A fence must enclose an area that borders a straight river. We have a fixed amount of fence, say 100 meters.
I want to make the shape a semi-ellipse (half an ellipse).
What a/b ratio should I choose to maximize the area?
I cannot do this because the circumference of an ellipse is an insane equation. It involves an integral that I think is not solvable in indefinite form.
The area of an ellipse is much easier: ab*pi. (But it will be 1/2 of that.)
Optional Extra Info:
Technically a circle is a special case of an ellipse where a = b. In other words the ratio is 1:1. Circles are way easier so I did this example case.
P = $\frac{1}{2}2\pi r = 100$
r = $\frac{100}{\pi}$
A = $\frac{1}{2}\pi r^2$
A = $\frac{1}{2}\pi\frac{10,000}{\pi^2}$
A = $\frac{5,000}{\pi}$ ~= 1,591.549 sq m
Now I remember the classic rectangle version, where the optimal area occurs when x = 2y. Therefore I want to do a test case where a = 2b and see if it's bigger than the semi-circle area.
But I can't plug that in because the circumference of an ellipse involves an integral that I can't evaluate.

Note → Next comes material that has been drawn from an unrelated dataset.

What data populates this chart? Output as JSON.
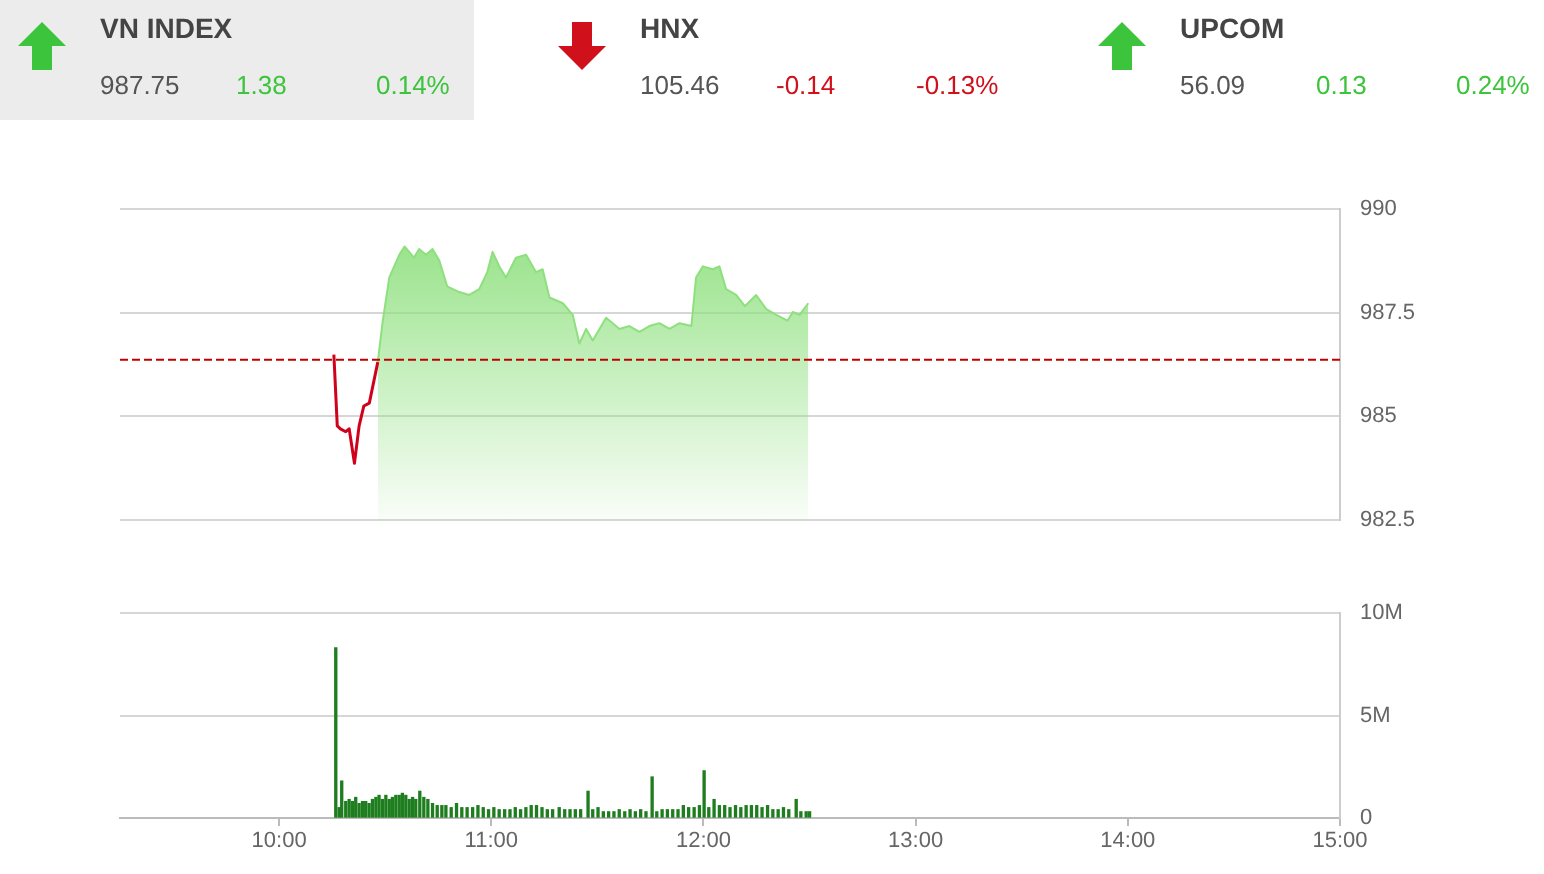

Even that would not be the final answer. The optimization asks what is the a/b ratio that maximizes area? I did 1 test case and wanted to do a 2nd, but to find the optimal I would have to take the derivative, set it to zero, find critical points, and figure it out.
Can anyone do this?
P.S., that area of about 1,600 sq m is about 30 percent bigger than the rectangle version where x = 2y. In that case I get A = 1250 sq m
You can get the optimum a/b ratio without regard to the perimeter. You only need to consider the perimeter to determine the respective values of a and b. The area of an ellipse is $πa^2\sqrt{1 - e^2}$, where e is the eccentricity. For given a, it's clear that the area is maximized by e = 0, so the ellipse is actually a circle with radius r = a = b. The same goes for a semi-ellipse and a semi-circle. To get a 100 meter fence, the radius is 100/π, as you said.